Enquanto isso, a União da Indústria de Cana-de-açúcar (Unica) trabalha com expectativa de algo em torno de 570 milhões de toneladas de cana e promete números mais precisos em breve. "As chuvas de final de março e começo de abril indicam um canavial, mesmo que envelhecido, mais produtivo", prevê o diretor técnico da associação, Antonio de Pádua Rodrigues, considerando, porém, possível redução na área de colheita.

A Unica estima obter duas toneladas a mais por hectare de cana, passando de 73,5 t /ha, para 75,5 t/ha, mas trabalha também com a possibilidade de um quilo de açúcar a menos por tonelada de cana. "Porém, como provavelmente teremos duas toneladas de cana a mais por hectare, haverá incremento de produto", diz Rodrigues.

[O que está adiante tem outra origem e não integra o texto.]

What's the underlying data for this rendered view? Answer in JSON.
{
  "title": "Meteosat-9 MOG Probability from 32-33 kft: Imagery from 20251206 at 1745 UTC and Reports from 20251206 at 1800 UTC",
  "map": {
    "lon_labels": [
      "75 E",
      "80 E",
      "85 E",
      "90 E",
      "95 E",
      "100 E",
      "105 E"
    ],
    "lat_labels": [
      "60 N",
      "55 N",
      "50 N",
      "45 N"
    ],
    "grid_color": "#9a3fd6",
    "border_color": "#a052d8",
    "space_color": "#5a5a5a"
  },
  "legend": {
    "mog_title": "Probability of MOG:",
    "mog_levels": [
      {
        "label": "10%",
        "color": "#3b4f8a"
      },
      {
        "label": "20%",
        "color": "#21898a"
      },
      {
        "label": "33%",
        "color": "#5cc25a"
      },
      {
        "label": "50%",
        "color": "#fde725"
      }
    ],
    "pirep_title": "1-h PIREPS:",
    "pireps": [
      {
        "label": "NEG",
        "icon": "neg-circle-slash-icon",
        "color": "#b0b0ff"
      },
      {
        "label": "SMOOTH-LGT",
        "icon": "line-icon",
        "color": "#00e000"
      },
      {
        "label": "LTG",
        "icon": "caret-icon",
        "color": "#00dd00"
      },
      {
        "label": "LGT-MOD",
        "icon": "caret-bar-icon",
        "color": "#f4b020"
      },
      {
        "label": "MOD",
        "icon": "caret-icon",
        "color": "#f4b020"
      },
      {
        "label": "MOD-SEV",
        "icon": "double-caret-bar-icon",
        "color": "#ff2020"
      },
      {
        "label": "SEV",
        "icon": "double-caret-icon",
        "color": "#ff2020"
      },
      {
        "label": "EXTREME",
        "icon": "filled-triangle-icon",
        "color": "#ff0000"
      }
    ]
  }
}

Ricardo Pinto, CEO da RPA Consultoria, tem previsões diferentes. Ele não descarta queda média de até 1,2 ponto percentual na produtividade da lavoura este ano e diz que a renovação do canavial ocorre em ritmo mais lento do que o previsto. "Possivelmente será menor a disponibilidade de cana no atual período", acredita.

O mercado, unânime, afirma que a safra 2019/2020 começa muito mais alcooleira, a exemplo do ano anterior. Eventual incremento na produção brasileira de açúcar será possível prever somente a partir de agosto/setembro, quando da definição do comportamento das produções na Índia, Tailândia, China – que enfrentam má distribuição de chuvas -, e União Europeia (com possibilidade de redução de área de plantio), e dos estoques mundiais.

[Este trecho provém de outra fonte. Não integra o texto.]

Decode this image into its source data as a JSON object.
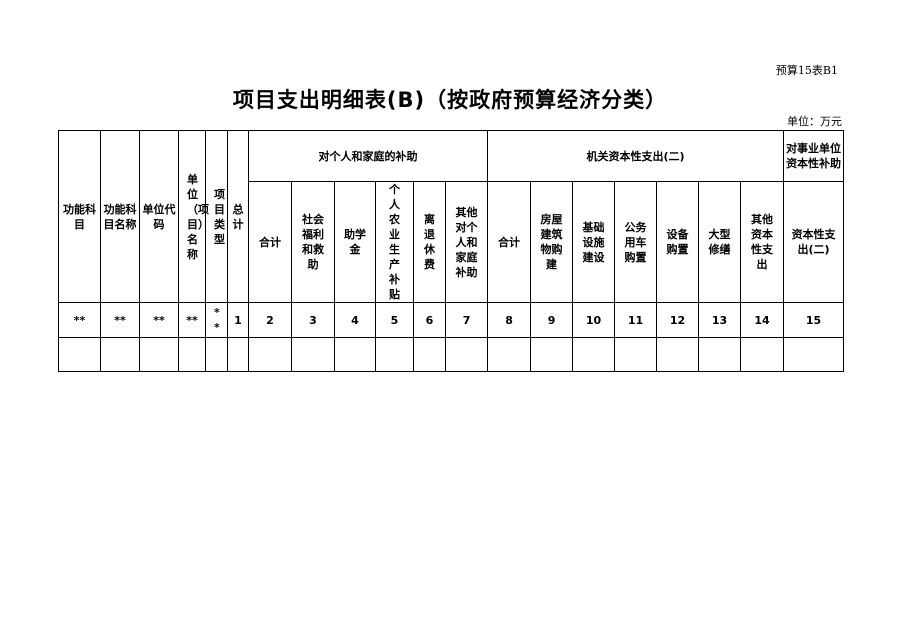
{
  "form_code": "预算15表B1",
  "title": "项目支出明细表(B)（按政府预算经济分类）",
  "unit": "单位：万元",
  "table": {
    "fixed_headers": [
      "功能科目",
      "功能科目名称",
      "单位代码",
      "单位（项目）名称",
      "项目类型",
      "总计"
    ],
    "groups": [
      {
        "label": "对个人和家庭的补助",
        "columns": [
          "合计",
          "社会福利和救助",
          "助学金",
          "个人农业生产补贴",
          "离退休费",
          "其他对个人和家庭补助"
        ]
      },
      {
        "label": "机关资本性支出(二)",
        "columns": [
          "合计",
          "房屋建筑物购建",
          "基础设施建设",
          "公务用车购置",
          "设备购置",
          "大型修缮",
          "其他资本性支出"
        ]
      },
      {
        "label": "对事业单位资本性补助",
        "columns": [
          "资本性支出(二)"
        ]
      }
    ],
    "index_row": [
      "**",
      "**",
      "**",
      "**",
      "**",
      "1",
      "2",
      "3",
      "4",
      "5",
      "6",
      "7",
      "8",
      "9",
      "10",
      "11",
      "12",
      "13",
      "14",
      "15"
    ],
    "empty_rows": 1
  }
}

A professora do Centro de Estudos Avançados em Economia Aplicada (Cepea/Esalq), Heloísa Lee Burnquist, observa que os estoques internacionais de açúcar vêm se reduzindo e sinalizações de quebra em safras da Ásia e Europa poderão forçar quedas nos volumes estocados e recuperação nos preços. Em maio, o Departamento de Agricultura dos Estados Unidos (USDA) divulga novo relatório. O último, de novembro, contabiliza estoques mundiais de 53 milhões de toneladas de açúcar. O mercado já considera possibilidade de déficit mundial de 4 milhões de toneladas do produto na safra 19/20.

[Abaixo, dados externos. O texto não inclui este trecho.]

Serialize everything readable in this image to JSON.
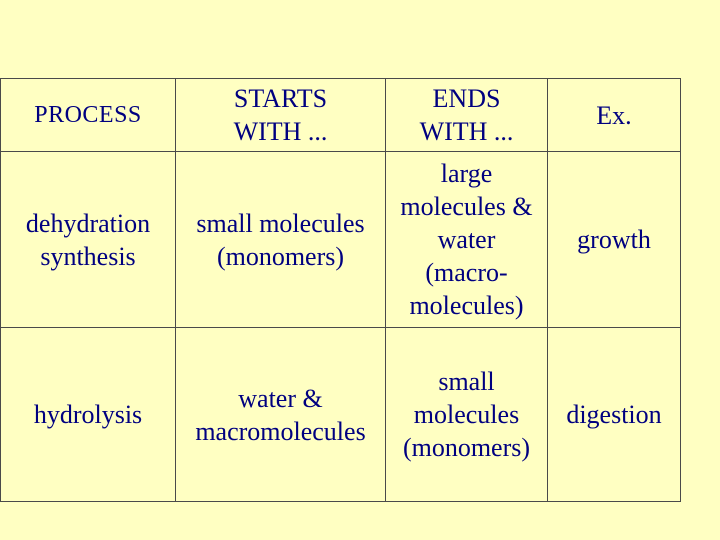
{
  "table": {
    "headers": {
      "process": "PROCESS",
      "starts_with": "STARTS\nWITH ...",
      "ends_with": "ENDS\nWITH ...",
      "example": "Ex."
    },
    "rows": [
      {
        "process": "dehydration\nsynthesis",
        "starts_with": "small molecules\n(monomers)",
        "ends_with": "large\nmolecules &\nwater\n(macro-\nmolecules)",
        "example": "growth"
      },
      {
        "process": "hydrolysis",
        "starts_with": "water &\nmacromolecules",
        "ends_with": "small\nmolecules\n(monomers)",
        "example": "digestion"
      }
    ]
  }
}
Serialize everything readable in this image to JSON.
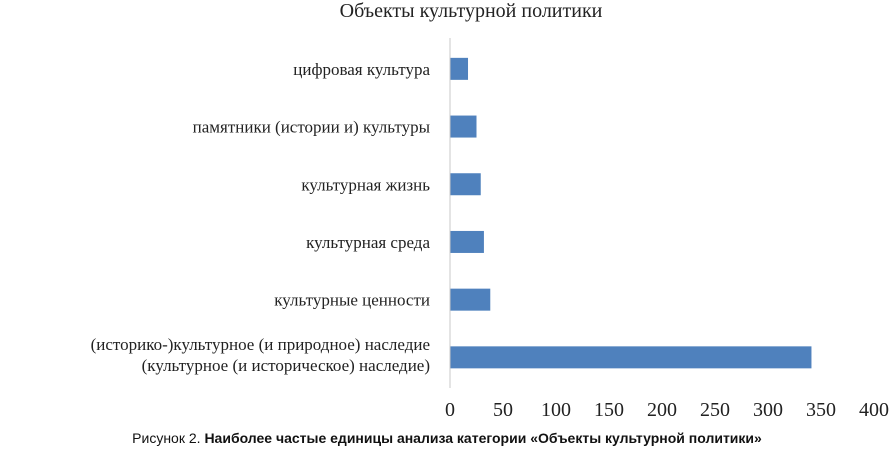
{
  "chart_data": {
    "type": "bar",
    "orientation": "horizontal",
    "title": "Объекты культурной политики",
    "categories": [
      [
        "цифровая культура"
      ],
      [
        "памятники (истории и) культуры"
      ],
      [
        "культурная жизнь"
      ],
      [
        "культурная среда"
      ],
      [
        "культурные ценности"
      ],
      [
        "(историко-)культурное (и природное) наследие",
        "(культурное (и историческое) наследие)"
      ]
    ],
    "values": [
      17,
      25,
      29,
      32,
      38,
      341
    ],
    "xlim": [
      0,
      400
    ],
    "xticks": [
      "0",
      "50",
      "100",
      "150",
      "200",
      "250",
      "300",
      "350",
      "400"
    ],
    "bar_color": "#4f81bd",
    "axis_color": "#c8c8c8",
    "grid": false,
    "legend": "none"
  },
  "caption": {
    "prefix": "Рисунок 2. ",
    "text": "Наиболее частые единицы анализа категории «Объекты культурной политики»"
  }
}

"A partir de outubro poderemos ter um começo de escalada de preços do açúcar", acredita Ricardo Pinto, prevendo queda na disponibilidade do produto no mundo. Segundo o executivo da RPA, os contratos futuros de açúcar na Bolsa de Nova York caminham em direção à recuperação de preços. Ele prevê uma safra de cana de 560 milhões de toneladas no Centro-Sul, com mix de 60% em etanol e menor oferta de açúcar.

Passada a seca, as chuvas de março e abril no noroeste de São Paulo recuperam o canavial e as expectativas do diretor da Região Brasil do Grupo Tereos, Jacyr Costa Filho, de moer até 20,3 milhões de toneladas na atual safra, acima das 18 milhões de toneladas do período anterior.

"Devemos começar privilegiando o etanol, observando como a safra vai até novembro e ajustando o perfil de produção de acordo com comportamento do mercado", diz ele, à frente de sete unidades industriais na região. Na safra passada, a empresa destinou 43% da cana para etanol, produzindo 680 milhões de litros, e 57% para açúcar, com 1,4 milhão de t do produto. Costa Filho diz que é cedo para estimar o mix da atual safra.

O executivo da Tereos prevê um ciclo promissor de preços para o açúcar e o etanol, diante da possível redução na oferta mundial do adoçante, e da manutenção de preços firmes do petróleo.